Smiling on this random day has completely changed my perspective on the people going about their day-to-day lives around me. They are probably just as tired or stressed out as I am. Honestly, the people I see on the bus, at the library, or even at the dining hall don't want to eat me up... they just want to know that there are other humans out there too. In smiling, I feel like I am making the world a nicer, more personal place. Besides, it is SO much fun when people smile back at me. Smiling at people is pretty much my new hobby in life. 

Monday, February 13, 2012

river

The river continues in its path
Outbound tides that pull me towards the sea
Leaving my beloved resting place
Traveling to worlds bewildering
And I am lost in the "could have been"
Presently floating
Far from the past
Further from the future
Familiar docks become distant specks
My new landings yet unknown
Constantly floating
The waters sweep me along gently
I feel my heart rise and fall
With every miniature wave
Each ripple along the surface
Whispers a meandering story
Of unexpected hope, sparkling wonderment
Collective endeavors to guess
The expanse of the unending ocean
~
Love is an ocean wide

Wednesday, January 25, 2012

snowed in

My winter eyes searched for color in the bleak scenery
As if the crimson, emerald, and sapphire had run in their first wash
And had drowned themselves in pipes far distant from here
I would be alone with the white, the haze, the mist
Either that or the sharp outlines of shadows in my soul.

Without those vibrant hues to keep me company,
Images of abandonment closed in over my head
Faster than the snow was piling against my window.
My basement room was blocked from gentle beams of light
While the snow grew deeper than my thoughts.

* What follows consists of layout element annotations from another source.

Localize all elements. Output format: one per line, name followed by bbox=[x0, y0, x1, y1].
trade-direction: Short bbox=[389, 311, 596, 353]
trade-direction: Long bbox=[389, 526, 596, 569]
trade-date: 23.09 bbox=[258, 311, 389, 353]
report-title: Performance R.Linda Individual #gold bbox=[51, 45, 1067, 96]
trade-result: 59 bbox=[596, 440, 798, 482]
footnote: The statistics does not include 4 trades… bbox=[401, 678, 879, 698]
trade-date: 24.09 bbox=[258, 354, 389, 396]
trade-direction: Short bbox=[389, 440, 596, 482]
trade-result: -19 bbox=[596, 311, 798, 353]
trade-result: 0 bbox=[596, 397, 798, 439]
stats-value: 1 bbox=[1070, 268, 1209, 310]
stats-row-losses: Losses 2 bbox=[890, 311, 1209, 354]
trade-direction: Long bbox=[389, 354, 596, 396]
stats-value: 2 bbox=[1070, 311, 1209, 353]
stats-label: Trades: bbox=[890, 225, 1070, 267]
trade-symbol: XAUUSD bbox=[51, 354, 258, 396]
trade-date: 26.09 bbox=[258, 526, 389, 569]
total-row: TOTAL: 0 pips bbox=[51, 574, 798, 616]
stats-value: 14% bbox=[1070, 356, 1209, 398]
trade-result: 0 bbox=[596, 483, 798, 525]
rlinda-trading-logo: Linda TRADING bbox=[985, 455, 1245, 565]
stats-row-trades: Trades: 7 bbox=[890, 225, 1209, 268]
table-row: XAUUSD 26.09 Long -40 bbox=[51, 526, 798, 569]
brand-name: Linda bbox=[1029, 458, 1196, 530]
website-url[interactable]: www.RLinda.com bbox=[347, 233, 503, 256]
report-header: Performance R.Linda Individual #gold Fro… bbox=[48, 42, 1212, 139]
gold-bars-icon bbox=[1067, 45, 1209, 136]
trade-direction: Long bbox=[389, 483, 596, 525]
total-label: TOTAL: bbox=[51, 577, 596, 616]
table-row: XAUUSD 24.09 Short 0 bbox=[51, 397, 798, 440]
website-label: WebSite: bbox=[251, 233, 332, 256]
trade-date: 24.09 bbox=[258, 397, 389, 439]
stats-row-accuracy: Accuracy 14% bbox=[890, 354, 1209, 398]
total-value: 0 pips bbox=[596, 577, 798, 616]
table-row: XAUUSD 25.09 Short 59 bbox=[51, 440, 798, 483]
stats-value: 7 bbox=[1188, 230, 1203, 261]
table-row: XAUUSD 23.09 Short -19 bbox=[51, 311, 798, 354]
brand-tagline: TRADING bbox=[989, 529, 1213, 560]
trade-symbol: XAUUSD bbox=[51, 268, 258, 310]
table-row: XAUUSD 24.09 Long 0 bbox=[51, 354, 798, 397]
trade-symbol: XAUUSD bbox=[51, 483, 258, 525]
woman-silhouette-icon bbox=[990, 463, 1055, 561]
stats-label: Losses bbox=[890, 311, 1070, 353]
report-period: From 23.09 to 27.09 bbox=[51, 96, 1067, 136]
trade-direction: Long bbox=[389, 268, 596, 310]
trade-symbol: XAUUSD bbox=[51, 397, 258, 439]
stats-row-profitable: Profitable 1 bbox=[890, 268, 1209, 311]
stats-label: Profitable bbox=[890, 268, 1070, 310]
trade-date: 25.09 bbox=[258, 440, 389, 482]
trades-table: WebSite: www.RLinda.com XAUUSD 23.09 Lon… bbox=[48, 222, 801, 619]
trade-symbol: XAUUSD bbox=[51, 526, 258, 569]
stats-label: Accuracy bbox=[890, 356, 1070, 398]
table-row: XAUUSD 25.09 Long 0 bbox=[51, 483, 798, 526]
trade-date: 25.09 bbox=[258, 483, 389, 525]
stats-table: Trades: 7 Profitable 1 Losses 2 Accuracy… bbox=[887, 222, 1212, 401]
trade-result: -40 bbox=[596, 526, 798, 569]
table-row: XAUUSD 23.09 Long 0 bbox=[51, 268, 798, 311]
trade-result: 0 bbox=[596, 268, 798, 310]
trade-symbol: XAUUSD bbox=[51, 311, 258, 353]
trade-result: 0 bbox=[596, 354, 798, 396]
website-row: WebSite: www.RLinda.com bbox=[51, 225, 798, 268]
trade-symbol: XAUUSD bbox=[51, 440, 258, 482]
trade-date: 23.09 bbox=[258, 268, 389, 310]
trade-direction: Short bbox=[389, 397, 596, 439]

Snow Master, Heaven Lord, where am I?
                                     …Sunken, stranded, snowed in...
And then! drops of grace pouring down my windowpane
Becoming pools of water that fill my lonely eyes.
Melting walls, rainbow light, iceless sidewalks: the advent of your rain.


God has not rejected his people whom he foreknew. 
So too at the present time there is a remnant, chosen by grace. 
But if it is by grace, it is no longer on the basis of works; 
otherwise grace would no longer be grace. 

Romans 11:2, 5 - 6

Sunday, January 22, 2012

starry host

[inspired by stargazing in TN and "Cactus in the Valley" by Lights]

Dusty flour
Sprinkled through the sky
Million-fold population
Just particles
Air & matter
We are
No glory of our own
Until you lit us
And we live
Alive

I felt the dark
Between my fingers
Blindfolded
Encased in sorrow
Letting the unlit
Define me
Forgotten membership
Among the starry host
Of witnesses
Ignited

Dearly known
Counted tenderly
An imperfect galaxy
Now filled with
Flickering inconsistencies
Like me
All lit by love
Which cannot die out
We are bright
Eternally

Friday, January 13, 2012

thorns

I gazed into the distance
And fear filled my foreground.
To prevent further blurring
I lined my sight with walls.

Keeping company with no one,
I saved myself from suffering.
My dwelling place of safety
Destroyed me from inside.

When gentle animals invaded
My comfortable, quiet peace,
I added barbed wire to my outsides
And preempted new growth and change.

I walked about my little land
My eyes roved over my earth
I saw nothing living, only dead,
And my vision faded like my hope.

With my distorted sight and little help
I knew the tripping was about to start
I predicted the fall – it would be hard –
But I didn’t expect such thorns.

I gathered them up into my hands
And fashioned a bitter crown of thorns
So all would pity my lone estate
And rescue me from self-created walls.

But before my crown was finished though
Thorns were pricking through my shoes
My feet gave way, my stability swayed
And I lay silently on the ground.

Dizzy, I couldn’t bear to open my eyes
I was frightened of deserved condemnation
Looking up at the stars, my vision cleared
And from enclosed reality, I'm released.

Why build up walls, limit love
When love will find me either way?
I am not equipped to see myself
So I’m begging you, Love…

Be here, be here, to stay.

~

You make beautiful things out of the dust.